La vida y la muerte tienen un punto de partida. El principio, lo primero. Dentro de los ejes cartesianos. Dentro de las tres dimensiones de la vida. Ya sea en el eje X, Y o Z: todo parte de cero. Los nuevos comienzos también. Las adaptaciones a los nuevos tiempos. Los nuevos jugadores, las nuevas variables, los nuevos contextos sociales, económicos, políticos y/o tecnológicos. Todo empuja, desde las tormentas y terremotos, desde los cataclismos, desde los cambios de estación, de ánimo, de lugar. El punto cero.
Basada en el libro homónimo del escritor italiano Roberto Saviano, nos llega la serie ZeroZeroZero coproducida por Prime Video (Amazon), Sky Atlantic y Canal +, y llevada a la pantalla por Stefano Sollima -un habitual de Saviano, quien también es el autor de Gomorrah-, y Pablo Trapero (El Clan), entre otros. Es la historia de tres ejes que se construyen, se embarcan en la tarea, disruptiva y tenaz, en medio de un embarco de 5 mil kilos de cocaína mexicana, llevada a Italia por un carguero de nacionalidad norteamericana. Esta triada voraz que ejemplifica la realidad de nuestra era moderna, donde la droga es el lubricante (Daniel Estulin dixit) de la economía mundial, y cala a la perfección en un momento donde, cada uno de estos grupos separados por ejes dramáticos argumentales, pero que en ciertos momentos de clímax se unen con naturalidad sacrílega, buscan la manera de no tropezar, sobrevivir y crecer, como bacterias.
Don Minu (Adriano Chiaramida) pretende inyectarle vida a su grupo mafioso, llamado ‘Ndrangheta, con un cargamento considerable de cocaína que podría reposicionar a su «familia» como uno de los más importantes proveedores de droga de Europa.
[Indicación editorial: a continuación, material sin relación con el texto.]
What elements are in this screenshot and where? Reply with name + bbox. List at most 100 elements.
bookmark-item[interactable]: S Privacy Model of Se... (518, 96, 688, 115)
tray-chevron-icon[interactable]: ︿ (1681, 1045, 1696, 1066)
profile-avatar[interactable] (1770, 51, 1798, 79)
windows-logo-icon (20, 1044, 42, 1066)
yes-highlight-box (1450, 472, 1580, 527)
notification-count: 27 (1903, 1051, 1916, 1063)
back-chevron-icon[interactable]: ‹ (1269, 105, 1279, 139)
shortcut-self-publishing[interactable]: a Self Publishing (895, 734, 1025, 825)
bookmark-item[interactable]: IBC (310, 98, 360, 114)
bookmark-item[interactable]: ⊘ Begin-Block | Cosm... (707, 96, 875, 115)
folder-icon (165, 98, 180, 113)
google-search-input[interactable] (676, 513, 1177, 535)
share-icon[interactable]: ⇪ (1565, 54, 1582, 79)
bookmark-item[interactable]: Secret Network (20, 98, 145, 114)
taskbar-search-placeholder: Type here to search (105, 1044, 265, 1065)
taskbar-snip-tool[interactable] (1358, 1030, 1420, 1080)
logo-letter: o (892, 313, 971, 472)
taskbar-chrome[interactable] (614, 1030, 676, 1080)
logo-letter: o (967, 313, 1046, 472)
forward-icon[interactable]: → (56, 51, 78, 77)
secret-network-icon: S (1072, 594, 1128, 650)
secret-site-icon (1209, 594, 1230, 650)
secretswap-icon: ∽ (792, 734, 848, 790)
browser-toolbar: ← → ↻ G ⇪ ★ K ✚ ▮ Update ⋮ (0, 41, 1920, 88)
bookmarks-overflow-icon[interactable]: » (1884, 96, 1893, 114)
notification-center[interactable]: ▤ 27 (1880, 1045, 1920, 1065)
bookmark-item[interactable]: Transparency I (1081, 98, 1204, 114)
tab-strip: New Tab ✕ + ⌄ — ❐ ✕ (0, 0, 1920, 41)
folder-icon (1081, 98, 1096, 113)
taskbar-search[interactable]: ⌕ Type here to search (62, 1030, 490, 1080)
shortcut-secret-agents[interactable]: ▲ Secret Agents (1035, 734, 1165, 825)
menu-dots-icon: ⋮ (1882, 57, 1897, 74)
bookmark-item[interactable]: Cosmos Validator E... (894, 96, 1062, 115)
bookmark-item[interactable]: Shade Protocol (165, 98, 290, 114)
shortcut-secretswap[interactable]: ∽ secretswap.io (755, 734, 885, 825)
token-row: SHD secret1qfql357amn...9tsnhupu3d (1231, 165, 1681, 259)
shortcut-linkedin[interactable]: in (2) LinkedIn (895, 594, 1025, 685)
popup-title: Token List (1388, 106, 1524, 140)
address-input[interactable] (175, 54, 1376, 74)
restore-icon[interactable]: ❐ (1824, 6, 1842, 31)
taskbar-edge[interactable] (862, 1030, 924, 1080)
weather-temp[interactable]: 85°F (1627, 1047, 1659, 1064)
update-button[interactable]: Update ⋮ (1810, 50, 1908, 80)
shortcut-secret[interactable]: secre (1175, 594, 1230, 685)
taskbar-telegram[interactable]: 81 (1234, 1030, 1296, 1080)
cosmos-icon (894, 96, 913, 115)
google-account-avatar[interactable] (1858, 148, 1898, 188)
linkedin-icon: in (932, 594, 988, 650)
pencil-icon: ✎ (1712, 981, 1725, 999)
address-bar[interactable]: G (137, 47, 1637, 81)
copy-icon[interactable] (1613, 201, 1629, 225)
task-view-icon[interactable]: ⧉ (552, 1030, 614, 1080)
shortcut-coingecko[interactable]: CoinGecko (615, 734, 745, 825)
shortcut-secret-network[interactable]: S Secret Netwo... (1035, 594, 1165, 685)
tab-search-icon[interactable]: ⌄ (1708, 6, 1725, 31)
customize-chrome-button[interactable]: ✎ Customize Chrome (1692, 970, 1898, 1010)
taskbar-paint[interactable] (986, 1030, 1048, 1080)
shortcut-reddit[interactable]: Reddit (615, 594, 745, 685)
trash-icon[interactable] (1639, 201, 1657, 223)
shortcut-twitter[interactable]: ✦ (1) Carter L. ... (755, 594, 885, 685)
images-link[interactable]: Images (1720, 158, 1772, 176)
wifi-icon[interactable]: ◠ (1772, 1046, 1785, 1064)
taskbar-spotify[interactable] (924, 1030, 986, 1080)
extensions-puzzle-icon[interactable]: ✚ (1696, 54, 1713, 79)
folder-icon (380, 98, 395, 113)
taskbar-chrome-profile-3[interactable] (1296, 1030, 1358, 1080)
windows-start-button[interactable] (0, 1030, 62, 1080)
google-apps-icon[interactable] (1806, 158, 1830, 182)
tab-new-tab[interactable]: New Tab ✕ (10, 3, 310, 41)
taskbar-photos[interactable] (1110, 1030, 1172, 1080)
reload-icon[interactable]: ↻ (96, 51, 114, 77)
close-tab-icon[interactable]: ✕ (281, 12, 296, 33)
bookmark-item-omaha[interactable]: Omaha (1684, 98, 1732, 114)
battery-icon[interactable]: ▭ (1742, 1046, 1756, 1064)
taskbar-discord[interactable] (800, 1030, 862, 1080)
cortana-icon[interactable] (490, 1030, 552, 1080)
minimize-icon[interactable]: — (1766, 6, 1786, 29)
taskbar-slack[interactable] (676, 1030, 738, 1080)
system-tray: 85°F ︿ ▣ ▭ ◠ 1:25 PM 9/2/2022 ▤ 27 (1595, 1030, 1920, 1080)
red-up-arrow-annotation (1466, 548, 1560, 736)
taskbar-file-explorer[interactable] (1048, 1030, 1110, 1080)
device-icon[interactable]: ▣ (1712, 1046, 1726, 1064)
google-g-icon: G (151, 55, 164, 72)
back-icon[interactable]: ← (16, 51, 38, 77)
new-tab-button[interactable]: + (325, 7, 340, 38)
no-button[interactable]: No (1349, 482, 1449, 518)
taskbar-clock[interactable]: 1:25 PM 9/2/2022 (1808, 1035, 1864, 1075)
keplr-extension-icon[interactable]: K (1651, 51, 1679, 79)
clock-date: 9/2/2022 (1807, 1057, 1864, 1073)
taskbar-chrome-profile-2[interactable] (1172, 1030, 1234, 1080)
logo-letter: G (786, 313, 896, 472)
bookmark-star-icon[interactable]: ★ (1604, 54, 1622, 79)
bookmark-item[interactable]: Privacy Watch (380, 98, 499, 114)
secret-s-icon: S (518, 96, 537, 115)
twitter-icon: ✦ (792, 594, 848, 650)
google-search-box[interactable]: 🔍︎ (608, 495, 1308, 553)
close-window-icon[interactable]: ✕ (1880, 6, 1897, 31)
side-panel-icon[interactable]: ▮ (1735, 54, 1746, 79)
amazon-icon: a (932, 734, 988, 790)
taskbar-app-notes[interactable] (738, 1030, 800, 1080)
Su nieto, Stefano, quien se perfila como el sucesor de Don Minu, tiene otra idea del asunto junto con otros miembros del sindicato criminal italiano. Al mismo tiempo, el capitán de un grupo de fuerzas especiales del ejército mexicano, Manuel Contreras (Harold Torres) demarca un plan para que ese cargamento no solo llegue a su destino, sino que busca ascender a como de lugar en el cartel de los hermanos Leyra. La tercera pata de la mesa la conforman una naviera norteamericana, con su dueño Edward Lynwood, interpretado por Gabriel Byrne, y sus dos hijos: Emma (Andrea Riseborough) y Chris (Dane DeHaan). Los tres acechados por una condena a muerte que no tiene nada que ver con el negocio, pero al mismo tiempo sí. Es el dinero como excusa para tratar de alcanzar milagros.
Tal y como se pudiera esperar de una producción de este calibre, la dirección, como plano estilístico, que desde la fotografía y el texto explaya su control, es sublime. Los personajes, demarcados, firmes, importantes dentro de su nicho fatal, establecen un nexo precioso sobre el espectador, que saborea con cierta avidez y control -porque la trama avanza así, en sorbos nobles, paulatinos, y dosificados-, en la estructura de una triada que mueve cada trama de forma paralela, con precisión milimétrica, en puntos de concordancia que cruzan y explayan la función dramática por la cual están allí: demostrarnos algo bien sabido con respecto al negocio de los estupefacientes.
Destaco de forma especial el trabajo de Andrea Riseborough. Emma, desde su fisonomía, descolorida, pálida de muerte, vestida de hombre en un mundo de hombres, en la asunción del patriarcado que supone su destino de manejar el legado de su padre ante la nada decorosa enfermedad de su hermano. Es ella la que impone, de una u otra forma, los elementos básicos del purismo negociador: las reglas (viejas o nuevas) que degluten las formas de la supervivencia del más apto; los enlaces para que, como el gatopardo, todo cambie sin que en realidad cambie nada; el tranzar para avanzar, por encima de cualquier sentimiento y resquebrajamiento. La mujer que pare y permite que la vida, tal y como está, continúe. Ella es la ávida flor del futuro que no va a cambiar hasta que el mundo vea el asunto de una forma más gentil y estratégica.